У его ног стояли мусорное ведро, пустые бутылки из-под вина и водки и какой-то небольшой ящик.
— В мусоре тоже придется покопаться, — заметил Сквира.
— Обязательно, — не прекращая своей работы, ответил Козинец.
— А что за ящик? — капитан стукнул ногой по стенке.
— Пустой. Старый, довоенный еще. Внутри банки. Тоже старые, таких теперь не лабают. И тоже пустые. Отпечатки только Рыбаченко.
Сквира нагнулся и поднял ящичек. Крепкие еще стенки были выкрашены изнутри и снаружи под вишневое дерево. За многие годы краска выцвела. Сверху налипли грязь и известка.
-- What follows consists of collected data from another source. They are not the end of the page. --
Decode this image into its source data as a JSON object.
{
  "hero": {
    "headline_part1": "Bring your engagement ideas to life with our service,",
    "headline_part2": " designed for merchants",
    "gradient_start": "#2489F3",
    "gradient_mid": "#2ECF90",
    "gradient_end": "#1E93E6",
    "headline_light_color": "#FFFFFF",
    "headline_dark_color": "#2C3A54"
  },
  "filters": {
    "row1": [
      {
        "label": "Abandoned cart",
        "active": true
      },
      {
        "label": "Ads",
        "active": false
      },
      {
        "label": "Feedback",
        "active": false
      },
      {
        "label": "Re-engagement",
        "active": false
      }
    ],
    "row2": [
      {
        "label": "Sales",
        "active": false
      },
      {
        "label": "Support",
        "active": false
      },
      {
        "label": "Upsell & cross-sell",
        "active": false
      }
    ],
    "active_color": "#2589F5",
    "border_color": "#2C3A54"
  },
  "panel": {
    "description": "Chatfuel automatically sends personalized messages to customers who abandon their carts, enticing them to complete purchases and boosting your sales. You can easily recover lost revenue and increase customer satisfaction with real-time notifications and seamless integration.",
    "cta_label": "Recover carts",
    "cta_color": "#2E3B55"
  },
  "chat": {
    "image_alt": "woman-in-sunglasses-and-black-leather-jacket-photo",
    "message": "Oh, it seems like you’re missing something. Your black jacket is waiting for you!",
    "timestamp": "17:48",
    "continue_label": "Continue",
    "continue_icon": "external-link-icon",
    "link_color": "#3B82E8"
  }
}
На одной из стенок изнутри можно было еще прочесть надпись полуосыпавшейся позолотой «Raszewski i Syn. Sklep. Włodzimierz Wołyński, 1939».
— Что это значит? — капитан ткнул пальцем в буквы.
— «Рашевский и сын. Магазин. Володимир», — бегло перевел Козинец, лишь на мгновение оторвавшись от мойки.
В ящике, занимая где-то треть объема, стояли две пустые банки с притертыми крышками. Больше всего они походили на аптекарскую посуду. Во всяком случае, формой. Сходство дополнял темно-коричневый цвет стекла.
— Что здесь хранилось? — спросил Сквира.
— Черт его знает. Может, это от бабки осталось? В наследство?
Капитан вернул ящик обратно.
Рядом было мусорное ведро. Несколько скорлупок яиц, картофельные очистки, две пустые консервные банки. Из-под всего этого на Сквиру смотрело знакомое лицо. Рева. Даже здесь — Рева.
— Рева? — Северин Мирославович указал пальцем в ведро.
Василь Тарасович заглянул внутрь.
— Некролог в газете.
Сквира кивнул. Козинец показывал ему этот выпуск на похоронах.
— Видно, эта статья его добила, — буркнул лейтенант.
В прихожую заглянул участковый. Он жестом поприветствовал Северина Мирославовича и опять вышел на улицу. Капитан, которого почему-то тяготил разговор с Козинцом, последовал за ним.
Двор тонул в темноте. Лишь «Москвич» сиял электрическим светом. Все дверцы автомобиля были распахнуты, багажник открыт, капот поднят. Кто-то из криминалистов ползал внутри.
Ребята из Луцка не халтурили. Сквира в очередной раз порадовался, что не стал полагаться на местных милиционеров и вызвал бригаду специалистов.
У калитки кипела своя жизнь. Милицейские машины, местные и из Луцка, запрудили переулок. Перевозка уже уехала. Несколько зевак, несмотря на ночное время, топтались у забора. Молоденький милиционер стоял у калитки и с важным видом предлагал всем разойтись.
Воздух был свежим, прохладным. Капитан несколько раз глубоко вдохнул, выпустив изо рта облака пара. В голове стало проясняться. Даже тревога по поводу предстоящего звонка Чипейко понемногу рассеялась.
Сало стоял рядом, благодушно сложив руки на животе.
— Вы курить? — спросил его Сквира.
— Воздуха глотнуть. Это вы к запаху крови привычные, а я тут еле держусь…
Они помолчали.
— Жалко Генку, — сказал Сало. — Не думаю, что он был совсем уж пропащим. Молодой, да. Бесился, да. Ничего, женился бы, детьми обзавелся и, глядишь…
— Возможно, — не стал спорить Сквира. — Вы что же, сегодня вечером разыскивали его?
— Разыскивал. Кто ж знал, что тут такое…
— А что случилось? Или просто плановое посещение?